Each day until the end of the NBA Finals, we’ll be taking a look at the conventional wisdom of the moment — which team is currently the favorite to win it all, and which team should be ashamed to still be putting on their jerseys.

Here’s how it looks on the morning of Saturday, May 7.

Start planning the parade:

Dallas Mavericks

Harp on the Mavs’ history of coming up short in the playoffs all you want, but it’s hard to question the toughness of a team that has two fourth quarter comebacks in three games against the two-time defending champs, and Dirk Nowitzki is playing as well or better than anyone else in the playoffs at present – Derrick Rose included. Dallas is also getting bonus production from unlikely sources — namely, back-from-the-dead Peja Stojakovic, who hit three 3′s and scored 15 off the bench in Game 3. This team is locked and loaded right now, and seeing as they are undefeated at home in these playoffs, are likely to finish off the foundering Lakers in Game 4 on Sunday.

Give it up already:

L.A. Lakers

My word, what has happened to Pau Gasol? Just to prove the point that the NBA is a what-have-you-done-for-me-lately kind of league, Gasol, a winner of multiple NBA championships with the Lakers and a world (and Euro) championship with his native Spain, has once again caused the media to question his resolve and ability to withstand the harsh glare of the postseason spotlight.

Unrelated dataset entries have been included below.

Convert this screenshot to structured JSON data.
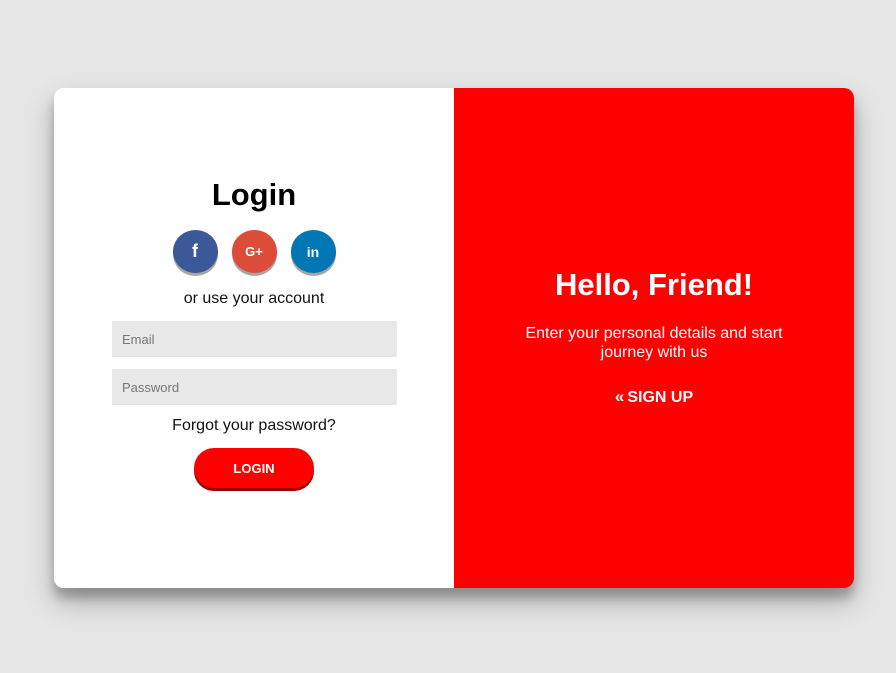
{
  "login_panel": {
    "title": "Login",
    "socials": [
      {
        "icon": "facebook-icon",
        "glyph": "f",
        "color": "#3b5998"
      },
      {
        "icon": "google-plus-icon",
        "glyph": "G+",
        "color": "#dd4b39"
      },
      {
        "icon": "linkedin-icon",
        "glyph": "in",
        "color": "#0077b5"
      }
    ],
    "alt_text": "or use your account",
    "email_placeholder": "Email",
    "password_placeholder": "Password",
    "forgot_label": "Forgot your password?",
    "login_button": "LOGIN"
  },
  "signup_panel": {
    "title": "Hello, Friend!",
    "text": "Enter your personal details and start journey with us",
    "signup_icon": "double-chevron-left-icon",
    "signup_label": "SIGN UP"
  },
  "colors": {
    "background": "#e6e6e6",
    "accent": "#ff0000",
    "input_bg": "#e8e8e8"
  }
}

Dynasties never go out quietly. Between Gasol’s MIA performance and Ron Artest going off the rails, this Lakers squad is about to face a harsh dose of reality. And let’s face it, Kobe not getting any younger. Oh, and Phil is leaving. And Lamar is married to a Kardashian.

Add it all up, and it could be a while before we see the Lake Show playing basketball in the month of June again.